In 1970, Canada signed the Nuclear Non-Proliferation Treaty. Officially, Canada now exports uranium exclusively for the generation of electricity. However, much of that uranium, whether exported raw or as fuel in a nuclear reactor, ends up being used in the manufacture of nuclear weapons.
1970–2010: REACTOR EXPORTS AND ATOMIC BOMBS
In 1974, India used a Canadian nuclear reactor to produce plutonium for its first atomic bomb. The reactor, a forerunner of the CANDU reactor, was a gift to India from Canada. India now has between 40 and 95 nuclear weapons.
India’s nuclear success set off a nuclear arms race with Pakistan.

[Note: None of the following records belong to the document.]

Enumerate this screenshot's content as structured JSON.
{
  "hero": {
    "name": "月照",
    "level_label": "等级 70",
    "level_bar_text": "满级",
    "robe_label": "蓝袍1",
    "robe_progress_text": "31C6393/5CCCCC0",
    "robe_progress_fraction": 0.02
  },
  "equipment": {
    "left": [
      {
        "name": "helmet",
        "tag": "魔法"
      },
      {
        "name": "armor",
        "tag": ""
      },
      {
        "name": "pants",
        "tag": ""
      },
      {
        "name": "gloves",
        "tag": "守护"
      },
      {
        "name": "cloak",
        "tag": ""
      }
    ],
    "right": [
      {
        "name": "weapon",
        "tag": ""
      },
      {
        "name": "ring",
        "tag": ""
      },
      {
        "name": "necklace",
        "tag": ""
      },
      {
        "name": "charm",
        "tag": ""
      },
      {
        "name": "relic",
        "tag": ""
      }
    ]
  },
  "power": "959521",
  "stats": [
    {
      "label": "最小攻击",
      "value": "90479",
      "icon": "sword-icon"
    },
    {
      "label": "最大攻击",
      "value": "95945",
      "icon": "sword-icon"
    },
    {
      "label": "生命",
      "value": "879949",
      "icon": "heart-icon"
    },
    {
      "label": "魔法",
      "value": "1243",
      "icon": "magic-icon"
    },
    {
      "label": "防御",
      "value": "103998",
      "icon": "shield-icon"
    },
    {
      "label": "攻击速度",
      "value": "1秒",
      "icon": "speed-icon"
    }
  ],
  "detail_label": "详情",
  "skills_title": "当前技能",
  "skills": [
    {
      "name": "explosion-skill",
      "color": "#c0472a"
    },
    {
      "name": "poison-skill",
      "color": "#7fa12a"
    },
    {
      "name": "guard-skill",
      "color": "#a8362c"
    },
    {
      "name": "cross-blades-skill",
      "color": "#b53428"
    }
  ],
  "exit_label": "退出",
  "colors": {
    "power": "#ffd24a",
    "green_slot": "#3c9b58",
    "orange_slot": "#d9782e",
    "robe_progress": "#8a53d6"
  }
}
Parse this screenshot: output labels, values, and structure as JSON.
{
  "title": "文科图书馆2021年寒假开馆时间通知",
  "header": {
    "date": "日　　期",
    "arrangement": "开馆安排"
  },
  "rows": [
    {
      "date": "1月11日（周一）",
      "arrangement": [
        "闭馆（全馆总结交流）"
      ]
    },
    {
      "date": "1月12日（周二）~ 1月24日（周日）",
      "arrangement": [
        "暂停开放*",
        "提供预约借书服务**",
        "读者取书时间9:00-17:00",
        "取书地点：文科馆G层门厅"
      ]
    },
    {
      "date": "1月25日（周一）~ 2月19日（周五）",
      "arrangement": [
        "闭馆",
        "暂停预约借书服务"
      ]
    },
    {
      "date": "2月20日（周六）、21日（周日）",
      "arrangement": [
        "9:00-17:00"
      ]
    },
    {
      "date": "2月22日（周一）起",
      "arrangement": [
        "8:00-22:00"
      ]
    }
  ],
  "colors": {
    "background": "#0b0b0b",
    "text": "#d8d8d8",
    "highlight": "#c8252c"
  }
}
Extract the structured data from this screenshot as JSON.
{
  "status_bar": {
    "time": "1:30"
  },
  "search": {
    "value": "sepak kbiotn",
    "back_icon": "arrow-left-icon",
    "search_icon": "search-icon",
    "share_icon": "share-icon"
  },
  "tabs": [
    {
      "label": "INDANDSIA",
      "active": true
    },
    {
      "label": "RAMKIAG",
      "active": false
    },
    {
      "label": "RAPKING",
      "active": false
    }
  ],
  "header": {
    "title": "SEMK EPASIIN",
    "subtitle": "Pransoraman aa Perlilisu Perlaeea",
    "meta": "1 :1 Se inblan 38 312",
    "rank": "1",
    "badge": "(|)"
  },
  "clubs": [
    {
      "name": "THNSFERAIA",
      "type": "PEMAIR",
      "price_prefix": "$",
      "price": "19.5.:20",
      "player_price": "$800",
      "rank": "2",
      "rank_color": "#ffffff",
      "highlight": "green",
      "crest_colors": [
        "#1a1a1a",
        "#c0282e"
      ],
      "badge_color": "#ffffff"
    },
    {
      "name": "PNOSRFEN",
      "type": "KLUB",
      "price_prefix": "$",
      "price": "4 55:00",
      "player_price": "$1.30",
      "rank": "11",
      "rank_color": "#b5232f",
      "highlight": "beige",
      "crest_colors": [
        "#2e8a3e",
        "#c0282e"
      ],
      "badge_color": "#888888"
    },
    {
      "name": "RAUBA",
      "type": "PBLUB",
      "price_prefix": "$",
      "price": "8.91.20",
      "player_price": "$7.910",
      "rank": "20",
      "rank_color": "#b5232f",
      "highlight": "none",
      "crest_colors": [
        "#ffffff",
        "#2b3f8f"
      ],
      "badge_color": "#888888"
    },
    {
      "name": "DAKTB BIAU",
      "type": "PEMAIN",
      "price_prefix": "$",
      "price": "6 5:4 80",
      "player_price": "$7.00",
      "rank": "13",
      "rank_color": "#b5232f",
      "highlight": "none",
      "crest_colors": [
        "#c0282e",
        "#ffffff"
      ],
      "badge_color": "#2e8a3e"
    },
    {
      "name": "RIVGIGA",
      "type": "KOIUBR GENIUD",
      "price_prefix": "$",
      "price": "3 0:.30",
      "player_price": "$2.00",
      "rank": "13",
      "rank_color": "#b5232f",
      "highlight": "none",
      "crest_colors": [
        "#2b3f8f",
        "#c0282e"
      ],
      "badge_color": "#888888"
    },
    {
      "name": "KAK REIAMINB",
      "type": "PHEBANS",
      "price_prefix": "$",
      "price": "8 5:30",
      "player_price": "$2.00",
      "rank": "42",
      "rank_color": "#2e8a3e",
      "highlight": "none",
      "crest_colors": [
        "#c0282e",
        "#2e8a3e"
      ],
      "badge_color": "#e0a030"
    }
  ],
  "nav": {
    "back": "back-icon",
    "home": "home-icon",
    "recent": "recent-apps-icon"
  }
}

In 1998, Pakistan was able to detonate its first atomic explosion also using plutonium from a Canadian nuclear reactor. The on-going tension between India and Pakistan poses one of the greatest risks of nuclear war in the world today.
Canada has already sold CANDU nuclear reactors to Argentina, China, India, Pakistan, Romania, and South Korea. CANDU produces larger volumes of plutonium than other commercial reactors. Every CANDU reactor sold is heavily subsidized by the Canadian taxpayer.
1990-2010: RAW URANIUM EXPORTS AND WMDs
Canada exports 7.3 million kilograms of uranium annually, all of it coming from Saskatchewan and the majority of it going to the US.
This uranium is the initial source of much, if not all, of the depleted uranium currently being used by the US military for the production of depleted uranium weaponry, bullets and rockets coated with depleted uranium, making them dense enough to penetrate tank armour and concrete underground bunkers.
On impact, depleted uranium bursts into flame, releasing tiny radiation particles that contaminate all living things and the environment with deadly radiation with a half-life of 4.5 billion years.
A form of low-level nuclear warfare, depleted uranium weapons are classified as weapons of mass destruction under international law. Their demonstrated public health effects include cancer, immune system failings, kidney damage, infertility, and birth defects.
The US has used depleted uranium weaponry in Afghanistan, Bosnia, Iraq, and Kosovo.
The only way to stop the manufacture and use of nuclear weapons is to stop the trade in uranium. Without uranium there can be no nuclear weapons.
THE ELM DANCE: HEALING THE WORLD
With us at the vigil today are the Singers of the Sacred Web.
We invite you to join in the Elm Dance.
The Elm Dance took form in Germany in the 1980s, and in the 1990s moved eastward to areas poisoned by the Chernobyl disaster, the worst nuclear power plant accident in history. There, and especially in Novozybkov, the most contaminated of inhabited cities, the dance became an expression of the will to live. This simple beautiful dance has now spread around the planet as people gather to work together for the healing of our world.